Jones, a former state legislator and former chair of the RRC, which regulates the state oil and gas industry, did not spare her criticism.

“Our President has proven himself to be the ‘Flip-Flopper-in-Chief,'” she said. “Last March the president announced it was time to consider drilling in the very areas he has now banned from exploration. This bait-and-switch stops any prospect for exploration in federal waters off the coast of Virginia, which just eight months ago the president and Interior Secretary [Ken Salazar] considered for a lease sale that would have taken place next year.

“Either the president and Secretary Salazar are simply ignorant about the time, technology and effort it takes to put a drillbit on the ocean floor or this announcement exposes their pandering to eco-political constituencies opposed to using oil and natural gas to fuel America.”

The revised policy “is not based on the facts made available to him last March. They are putting politics before jobs and revenue for our country.”

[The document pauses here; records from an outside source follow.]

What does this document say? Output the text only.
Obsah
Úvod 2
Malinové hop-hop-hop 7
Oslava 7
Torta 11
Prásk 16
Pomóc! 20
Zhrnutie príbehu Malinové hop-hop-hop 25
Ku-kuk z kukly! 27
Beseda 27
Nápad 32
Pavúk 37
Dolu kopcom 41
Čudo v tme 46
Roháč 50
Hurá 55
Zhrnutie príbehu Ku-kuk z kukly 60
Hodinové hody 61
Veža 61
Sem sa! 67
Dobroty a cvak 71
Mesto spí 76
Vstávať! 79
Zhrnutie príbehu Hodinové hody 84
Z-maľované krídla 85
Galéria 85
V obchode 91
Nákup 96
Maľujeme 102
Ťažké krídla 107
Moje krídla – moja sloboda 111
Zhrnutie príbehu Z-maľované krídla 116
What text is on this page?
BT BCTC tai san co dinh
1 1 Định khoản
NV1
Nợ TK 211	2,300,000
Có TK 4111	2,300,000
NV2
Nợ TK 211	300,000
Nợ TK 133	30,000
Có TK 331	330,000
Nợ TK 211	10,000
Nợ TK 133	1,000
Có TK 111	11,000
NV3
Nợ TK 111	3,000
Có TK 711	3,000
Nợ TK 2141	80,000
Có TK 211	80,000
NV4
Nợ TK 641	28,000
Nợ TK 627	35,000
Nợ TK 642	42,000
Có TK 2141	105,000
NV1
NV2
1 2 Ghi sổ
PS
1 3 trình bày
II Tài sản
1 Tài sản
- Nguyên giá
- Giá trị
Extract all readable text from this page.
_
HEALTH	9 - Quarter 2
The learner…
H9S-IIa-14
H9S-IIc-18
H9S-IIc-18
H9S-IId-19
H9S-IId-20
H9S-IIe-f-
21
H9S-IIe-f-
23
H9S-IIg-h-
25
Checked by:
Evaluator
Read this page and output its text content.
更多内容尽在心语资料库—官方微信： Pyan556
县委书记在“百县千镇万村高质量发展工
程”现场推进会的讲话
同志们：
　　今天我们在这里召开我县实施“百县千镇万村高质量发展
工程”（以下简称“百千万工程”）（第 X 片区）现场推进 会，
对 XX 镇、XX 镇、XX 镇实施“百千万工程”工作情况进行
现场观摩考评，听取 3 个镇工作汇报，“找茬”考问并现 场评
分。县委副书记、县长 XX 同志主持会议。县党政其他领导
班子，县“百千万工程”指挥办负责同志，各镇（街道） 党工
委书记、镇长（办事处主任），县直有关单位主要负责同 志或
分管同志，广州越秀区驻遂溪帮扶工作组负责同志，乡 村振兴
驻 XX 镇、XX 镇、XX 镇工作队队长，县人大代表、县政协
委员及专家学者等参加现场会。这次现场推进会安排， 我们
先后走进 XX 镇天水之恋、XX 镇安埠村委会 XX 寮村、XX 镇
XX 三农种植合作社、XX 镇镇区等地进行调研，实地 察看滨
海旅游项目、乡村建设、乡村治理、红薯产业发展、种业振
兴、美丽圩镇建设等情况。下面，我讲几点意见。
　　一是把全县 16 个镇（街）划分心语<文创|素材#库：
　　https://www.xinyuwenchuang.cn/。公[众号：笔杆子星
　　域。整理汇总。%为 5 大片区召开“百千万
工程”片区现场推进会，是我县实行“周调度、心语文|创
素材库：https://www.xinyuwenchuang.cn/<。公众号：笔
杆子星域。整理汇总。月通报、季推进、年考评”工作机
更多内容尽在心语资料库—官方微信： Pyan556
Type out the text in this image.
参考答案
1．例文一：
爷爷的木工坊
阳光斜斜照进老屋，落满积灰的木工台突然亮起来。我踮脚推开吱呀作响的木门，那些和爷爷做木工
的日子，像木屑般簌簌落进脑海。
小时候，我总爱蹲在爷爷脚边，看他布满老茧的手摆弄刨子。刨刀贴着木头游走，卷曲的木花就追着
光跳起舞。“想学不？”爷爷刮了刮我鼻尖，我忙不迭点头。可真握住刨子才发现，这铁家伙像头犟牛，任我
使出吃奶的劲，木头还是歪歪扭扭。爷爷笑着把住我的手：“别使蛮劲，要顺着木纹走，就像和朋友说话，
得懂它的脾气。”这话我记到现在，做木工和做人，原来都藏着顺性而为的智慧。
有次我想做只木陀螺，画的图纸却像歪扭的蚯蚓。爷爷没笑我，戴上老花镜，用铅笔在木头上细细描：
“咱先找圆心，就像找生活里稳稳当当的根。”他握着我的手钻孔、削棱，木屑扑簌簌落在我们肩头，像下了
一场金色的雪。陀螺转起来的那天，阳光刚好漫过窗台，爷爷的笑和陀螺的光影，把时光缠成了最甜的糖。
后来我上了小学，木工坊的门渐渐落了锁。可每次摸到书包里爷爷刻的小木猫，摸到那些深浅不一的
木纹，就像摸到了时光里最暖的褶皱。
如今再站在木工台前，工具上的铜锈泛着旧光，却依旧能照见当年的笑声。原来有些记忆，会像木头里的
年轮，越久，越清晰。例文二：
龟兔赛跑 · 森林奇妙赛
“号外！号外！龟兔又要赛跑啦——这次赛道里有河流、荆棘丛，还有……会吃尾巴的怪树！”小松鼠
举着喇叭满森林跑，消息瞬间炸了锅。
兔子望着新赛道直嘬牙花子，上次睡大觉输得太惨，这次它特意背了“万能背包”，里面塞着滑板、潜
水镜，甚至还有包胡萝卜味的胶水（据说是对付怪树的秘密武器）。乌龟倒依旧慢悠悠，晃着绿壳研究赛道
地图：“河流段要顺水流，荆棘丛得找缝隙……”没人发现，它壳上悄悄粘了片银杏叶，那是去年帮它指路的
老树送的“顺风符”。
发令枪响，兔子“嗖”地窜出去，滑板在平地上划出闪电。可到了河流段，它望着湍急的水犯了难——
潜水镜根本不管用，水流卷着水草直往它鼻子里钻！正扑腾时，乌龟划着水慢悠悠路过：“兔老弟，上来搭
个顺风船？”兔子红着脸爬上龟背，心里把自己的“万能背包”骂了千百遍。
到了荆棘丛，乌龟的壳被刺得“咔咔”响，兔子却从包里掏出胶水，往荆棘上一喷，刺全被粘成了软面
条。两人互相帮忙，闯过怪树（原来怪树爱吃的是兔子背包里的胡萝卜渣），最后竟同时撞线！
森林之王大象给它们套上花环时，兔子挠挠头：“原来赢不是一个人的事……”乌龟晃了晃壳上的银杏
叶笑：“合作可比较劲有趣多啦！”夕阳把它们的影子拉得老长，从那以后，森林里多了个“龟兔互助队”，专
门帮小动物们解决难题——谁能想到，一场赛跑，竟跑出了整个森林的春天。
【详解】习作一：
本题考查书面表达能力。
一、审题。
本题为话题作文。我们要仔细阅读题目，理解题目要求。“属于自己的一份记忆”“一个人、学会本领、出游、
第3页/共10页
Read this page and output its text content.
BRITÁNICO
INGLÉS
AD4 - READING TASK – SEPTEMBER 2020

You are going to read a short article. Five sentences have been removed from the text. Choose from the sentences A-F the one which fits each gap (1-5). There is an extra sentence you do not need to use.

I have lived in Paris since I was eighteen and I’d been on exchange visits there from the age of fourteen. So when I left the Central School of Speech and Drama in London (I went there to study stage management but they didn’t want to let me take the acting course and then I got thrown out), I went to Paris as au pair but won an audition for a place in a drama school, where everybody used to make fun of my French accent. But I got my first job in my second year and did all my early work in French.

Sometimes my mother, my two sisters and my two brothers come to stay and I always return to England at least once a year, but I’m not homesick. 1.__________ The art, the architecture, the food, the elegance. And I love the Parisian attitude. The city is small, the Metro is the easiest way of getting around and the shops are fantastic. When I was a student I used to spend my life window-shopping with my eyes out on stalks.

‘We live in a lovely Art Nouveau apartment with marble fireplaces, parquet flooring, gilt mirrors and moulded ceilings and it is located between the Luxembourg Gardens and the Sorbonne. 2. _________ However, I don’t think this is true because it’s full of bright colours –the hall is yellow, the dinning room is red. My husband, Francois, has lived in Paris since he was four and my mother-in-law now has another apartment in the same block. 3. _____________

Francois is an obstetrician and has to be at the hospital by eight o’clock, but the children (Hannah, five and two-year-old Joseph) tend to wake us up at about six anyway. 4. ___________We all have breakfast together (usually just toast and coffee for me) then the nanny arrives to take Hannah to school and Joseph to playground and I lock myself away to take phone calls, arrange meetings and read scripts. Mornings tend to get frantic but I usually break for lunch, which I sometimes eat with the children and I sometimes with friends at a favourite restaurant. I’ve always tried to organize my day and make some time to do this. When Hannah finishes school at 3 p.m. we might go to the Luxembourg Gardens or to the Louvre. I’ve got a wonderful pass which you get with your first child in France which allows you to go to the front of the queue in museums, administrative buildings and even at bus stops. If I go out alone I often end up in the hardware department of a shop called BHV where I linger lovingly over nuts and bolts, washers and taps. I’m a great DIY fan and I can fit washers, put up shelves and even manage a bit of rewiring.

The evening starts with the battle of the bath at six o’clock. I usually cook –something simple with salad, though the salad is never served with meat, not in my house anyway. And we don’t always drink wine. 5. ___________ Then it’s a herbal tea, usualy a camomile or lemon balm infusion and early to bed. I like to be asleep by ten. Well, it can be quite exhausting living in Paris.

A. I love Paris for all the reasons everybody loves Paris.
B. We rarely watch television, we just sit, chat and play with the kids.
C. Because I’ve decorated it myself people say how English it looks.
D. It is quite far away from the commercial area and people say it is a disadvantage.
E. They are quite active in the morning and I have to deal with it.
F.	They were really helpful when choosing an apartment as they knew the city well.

Jones, like others who blasted the reversal, said it would take years before new wells would be drilled in the closed areas, even if producers were allowed to invest in offshore leases.

“Our president needs to understand that just because companies might pay millions of dollars to the federal government in lease bonuses, rentals, and to engineering and service companies for things like mapping and seismic, it does not mean all the areas will be considered economically viable for them to drill,” she said. “It is a long and expensive process for companies, but that is the up-front financial risk they take to explore and produce American energy.”

The “nation’s empty coffers could use the billions of dollars that could be raised over the next six years, and we could certainly use the approximately 57,000 new jobs that won’t be created because our president can’t stay the course.”